Many of you will have sat through presentations in which I have spoken to the pending crisis in world shipyards as a consequence of the financial crisis affecting most sectors of global shipping. That crisis has now been with us for the past two to three years depending on the specialization and location of the yard, but most of all, the willingness of the particular national government to subsidize production in the interests of safeguarding a strategic industry and maintenance of social stability. Whatever the case, a global downturn of 71 per cent in orders in 2016 compared to 2015 was bound to have consequences.
To put the issue into perspective, there perhaps needs to be an appreciation of the importance of shipbuilding for developing Asian countries whether for reasons of prestige, a source of mass employment, foreign exchange earnings or simply providing an avenue to industrial modernization and technological innovation. Japan used shipbuilding in the 1950s and 1960s to rebuild its industrial base; South Korea copied the blueprint in the 1970s by declaring shipbuilding to be a strategic industry; closely followed by China in the 1980s in the form of major state-controlled enterprises. Today, we see a new round of Asian shipbuilding growth centred on the Philippines, Indonesia, Vietnam, and to some extent, Singapore which, despite current hard times, specializes in construction and conversion for the off-shore industry. We should also not overlook that in the Arabian Gulf, Saudi Aramco is to build the region’s biggest shipyard in a $5.2 billion joint venture with South Korea’s Hyundai Heavy Industries, and others, with the capacity to produce four offshore rigs and 40 vessels, including three VLCCs a year.
It is therefore of no surprise that despite the steep decline in orders for new vessels over the past five years, and some attempts at consolidation of the industry, state support is as important as ever. South Korea’s so called “Big-Three” shipbuilders — Hyundai Heavy Industries (HHI), Samsung Heavy Industries (SHI), and Daewoo Shipbuilding & Marine Engineering (DSME) — dominate the global market for large container ships but those orders are rapidly drying up as the major container lines place greater emphasis on consolidation and profitability rather than protection of market share. Competition from China, production delays, and massive overcapacity have resulted in the current round of financial distress for South Korean shipyards.

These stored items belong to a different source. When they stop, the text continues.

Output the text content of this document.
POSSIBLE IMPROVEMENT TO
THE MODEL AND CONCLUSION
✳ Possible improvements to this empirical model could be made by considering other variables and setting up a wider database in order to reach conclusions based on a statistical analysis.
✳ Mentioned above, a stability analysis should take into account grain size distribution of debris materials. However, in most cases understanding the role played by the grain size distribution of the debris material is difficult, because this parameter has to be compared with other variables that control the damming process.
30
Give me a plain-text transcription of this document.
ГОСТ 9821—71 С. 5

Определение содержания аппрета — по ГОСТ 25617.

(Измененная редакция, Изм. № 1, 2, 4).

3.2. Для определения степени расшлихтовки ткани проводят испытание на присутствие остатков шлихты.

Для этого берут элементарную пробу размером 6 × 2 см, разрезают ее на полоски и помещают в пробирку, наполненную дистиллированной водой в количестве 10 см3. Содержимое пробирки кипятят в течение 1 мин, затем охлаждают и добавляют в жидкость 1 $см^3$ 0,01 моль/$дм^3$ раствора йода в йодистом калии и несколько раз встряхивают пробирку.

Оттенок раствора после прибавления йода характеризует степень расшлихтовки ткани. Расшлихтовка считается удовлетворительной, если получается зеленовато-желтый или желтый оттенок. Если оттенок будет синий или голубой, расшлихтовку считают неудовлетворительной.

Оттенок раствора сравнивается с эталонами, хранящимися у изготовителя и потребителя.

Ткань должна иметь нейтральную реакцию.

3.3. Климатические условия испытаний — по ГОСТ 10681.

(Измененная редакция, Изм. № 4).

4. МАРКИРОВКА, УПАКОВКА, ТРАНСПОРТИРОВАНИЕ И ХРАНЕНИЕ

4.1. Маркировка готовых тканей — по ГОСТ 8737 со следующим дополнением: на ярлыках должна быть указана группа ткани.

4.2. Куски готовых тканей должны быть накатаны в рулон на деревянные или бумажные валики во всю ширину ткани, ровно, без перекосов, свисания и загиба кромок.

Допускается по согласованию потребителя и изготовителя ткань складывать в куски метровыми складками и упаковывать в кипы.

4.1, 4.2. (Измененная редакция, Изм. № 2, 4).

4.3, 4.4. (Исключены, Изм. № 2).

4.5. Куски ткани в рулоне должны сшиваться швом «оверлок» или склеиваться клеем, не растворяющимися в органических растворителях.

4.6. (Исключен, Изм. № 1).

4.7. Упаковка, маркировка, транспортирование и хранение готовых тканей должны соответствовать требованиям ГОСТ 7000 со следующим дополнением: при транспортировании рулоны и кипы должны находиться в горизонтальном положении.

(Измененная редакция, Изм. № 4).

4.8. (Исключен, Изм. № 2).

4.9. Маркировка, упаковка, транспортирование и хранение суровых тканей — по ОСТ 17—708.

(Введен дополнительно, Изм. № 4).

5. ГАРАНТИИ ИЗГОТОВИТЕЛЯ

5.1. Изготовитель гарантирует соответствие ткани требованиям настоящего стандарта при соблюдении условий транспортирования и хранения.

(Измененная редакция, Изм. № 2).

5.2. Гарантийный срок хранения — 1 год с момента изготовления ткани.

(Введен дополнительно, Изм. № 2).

Despite increasing numbers of ultra-large container vessels (ULCVs) joining the global fleet, the last time an order was placed for a ULCV was the final quarter of 2015, and latest numbers indicate that the orderbook to existing fleet ratio has fallen to a record low of 14 per cent despite outstanding orders for 50 ULCVs. This translates to the fact that all new container vessels due for delivery until the end of 2019 will add just 14 per cent to global fleet capacity with the ratio likely to continue in decline given the imperative for the liner trades to bring balance to supply and demand and thereby stem several consecutive years of unsustainable losses.